Но там, в 80-м, садясь в «пазик», ничего подобного я не думала. Сквозь шум и сутолоку пробралась вперед и уселась на место кондуктора. Оно было как бы отстранено от остального автобуса, и можно было немного поразмыслить.
Дело в том, что я совсем не понимала, зачем еду на семинар. Разве что — за компанию. Литература для меня, если и была любовью, то несомненно несчастной. Свои стихи, что писались со второго класса, литературой я не считала. Они приходили на время, как выплеск эмоций или, скорее, энергии, которую некуда деть. А вот тоненькая белая книжечка Есенина, прочитанная лет в тринадцать, потрясла душу и перевернула мир навсегда. Сначала было восхищение красотой и точностью стиха: «В саду горит костер рябины красной». У меня под окном качалась именно такая рябина, и сполохи ее кистей не отличались от языков огня. Однако дальше в простых словах: «Но никого не может он согреть» — открывалась бездна человеческого одиночества, отдельности от природы, томительной грусти по чему-то ненайденному, чего, может, и не бывает на свете, в общем, то, что и есть поэзия и что никак не давалось в руки. И ни московский поэт Старшинов, ни областной поэт, ни областной же критик не могли мне в этом помочь.
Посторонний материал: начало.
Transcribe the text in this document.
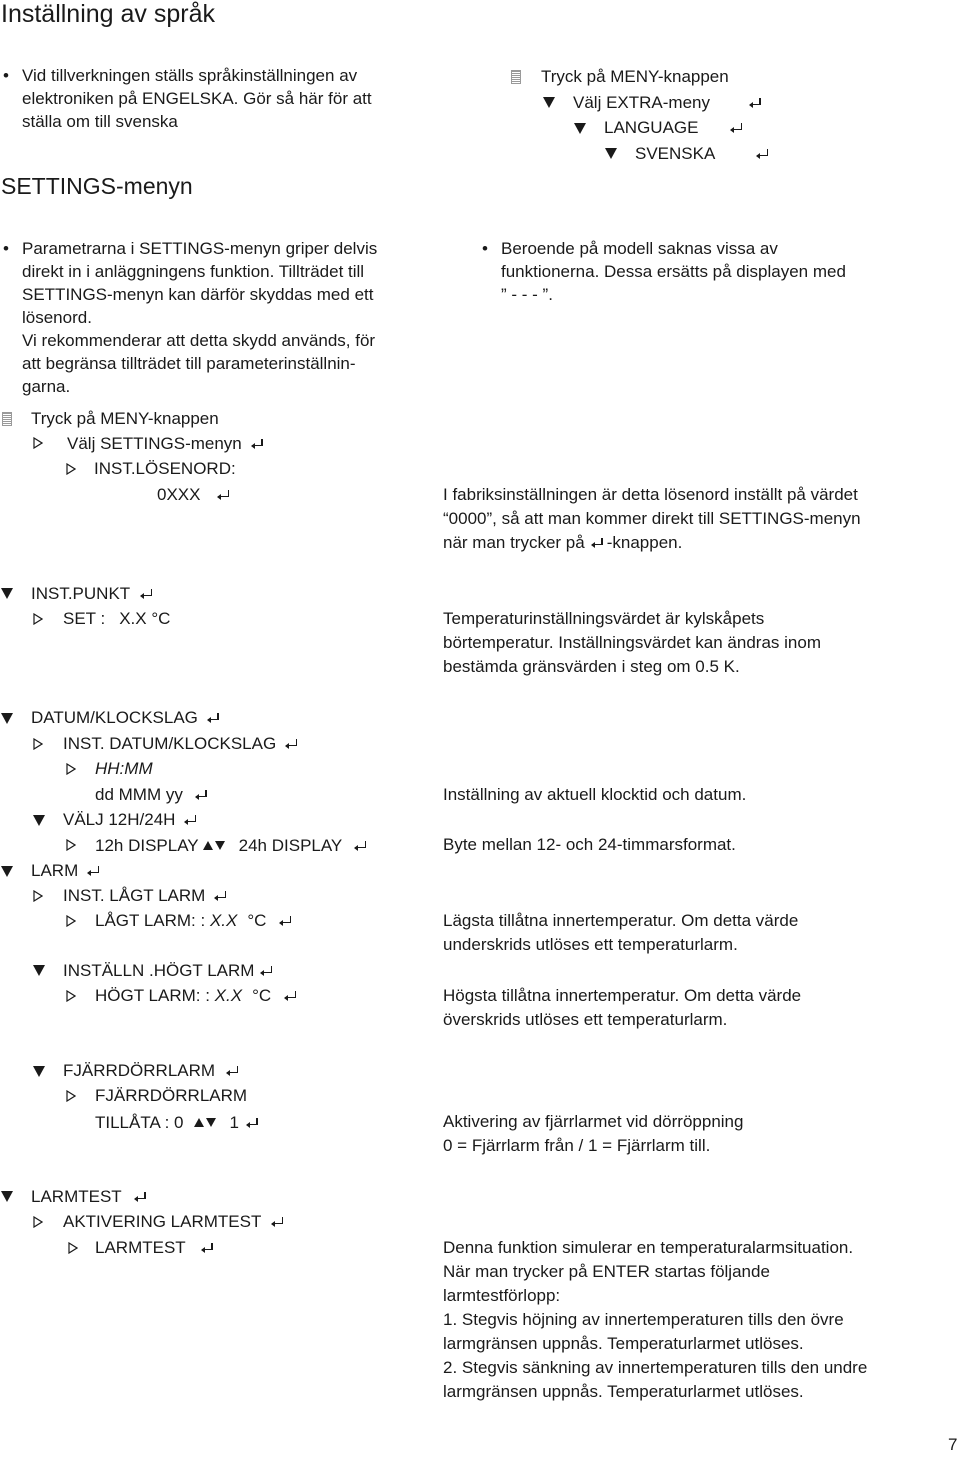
Inställning av språk
• Vid tillverkningen ställs språkinställningen av
elektroniken på ENGELSKA. Gör så här för att
ställa om till svenska
Tryck på MENY-knappen
Välj EXTRA-meny
LANGUAGE
SVENSKA
SETTINGS-menyn
• Parametrarna i SETTINGS-menyn griper delvis
direkt in i anläggningens funktion. Tillträdet till
SETTINGS-menyn kan därför skyddas med ett
lösenord.
Vi rekommenderar att detta skydd används, för
att begränsa tillträdet till parameterinställnin-
garna.
• Beroende på modell saknas vissa av
funktionerna. Dessa ersätts på displayen med
” - - - ”.
Tryck på MENY-knappen
Välj SETTINGS-menyn
INST.LÖSENORD:
0XXX	I fabriksinställningen är detta lösenord inställt på värdet
“0000”, så att man kommer direkt till SETTINGS-menyn
när man trycker på -knappen.
INST.PUNKT
SET : X.X °C	Temperaturinställningsvärdet är kylskåpets
börtemperatur. Inställningsvärdet kan ändras inom
bestämda gränsvärden i steg om 0.5 K.
DATUM/KLOCKSLAG
INST. DATUM/KLOCKSLAG
HH:MM
dd MMM yy	Inställning av aktuell klocktid och datum.
VÄLJ 12H/24H
12h DISPLAY 24h DISPLAY	Byte mellan 12- och 24-timmarsformat.
LARM
INST. LÅGT LARM
LÅGT LARM: : X.X °C	Lägsta tillåtna innertemperatur. Om detta värde
underskrids utlöses ett temperaturlarm.
INSTÄLLN .HÖGT LARM
HÖGT LARM: : X.X °C	Högsta tillåtna innertemperatur. Om detta värde
överskrids utlöses ett temperaturlarm.
FJÄRRDÖRRLARM
FJÄRRDÖRRLARM
TILLÅTA : 0	1	Aktivering av fjärrlarmet vid dörröppning
0 = Fjärrlarm från / 1 = Fjärrlarm till.
LARMTEST
AKTIVERING LARMTEST
LARMTEST	Denna funktion simulerar en temperaturalarmsituation.
När man trycker på ENTER startas följande
larmtestförlopp:
1. Stegvis höjning av innertemperaturen tills den övre
larmgränsen uppnås. Temperaturlarmet utlöses.
2. Stegvis sänkning av innertemperaturen tills den undre
larmgränsen uppnås. Temperaturlarmet utlöses.
7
«Семинар этот — как собаке пятая нога. Только срамиться. Вернуться надо», — думала решительно, но «пазик» тормозил у КПП, и я вместе со всеми покорно отдавала свой пропуск тонкошеему солдатику на проходной, потом, ежась на холодном ветру, спешила в автобус, а там возвращаться уже было поздно.
В свете фар летело впереди шоссе, окаймленное едва различимыми осенними полями. Кое-где промелькивали дальние огоньки деревень. Ноябрьская темь не могла полностью скрыть необъятность простора, прорезанного узким шоссе. И этот, скорее угаданный, чем увиденный простор почему-то приводил к мысли: «А-а! Черт с ним! Будь что будет!»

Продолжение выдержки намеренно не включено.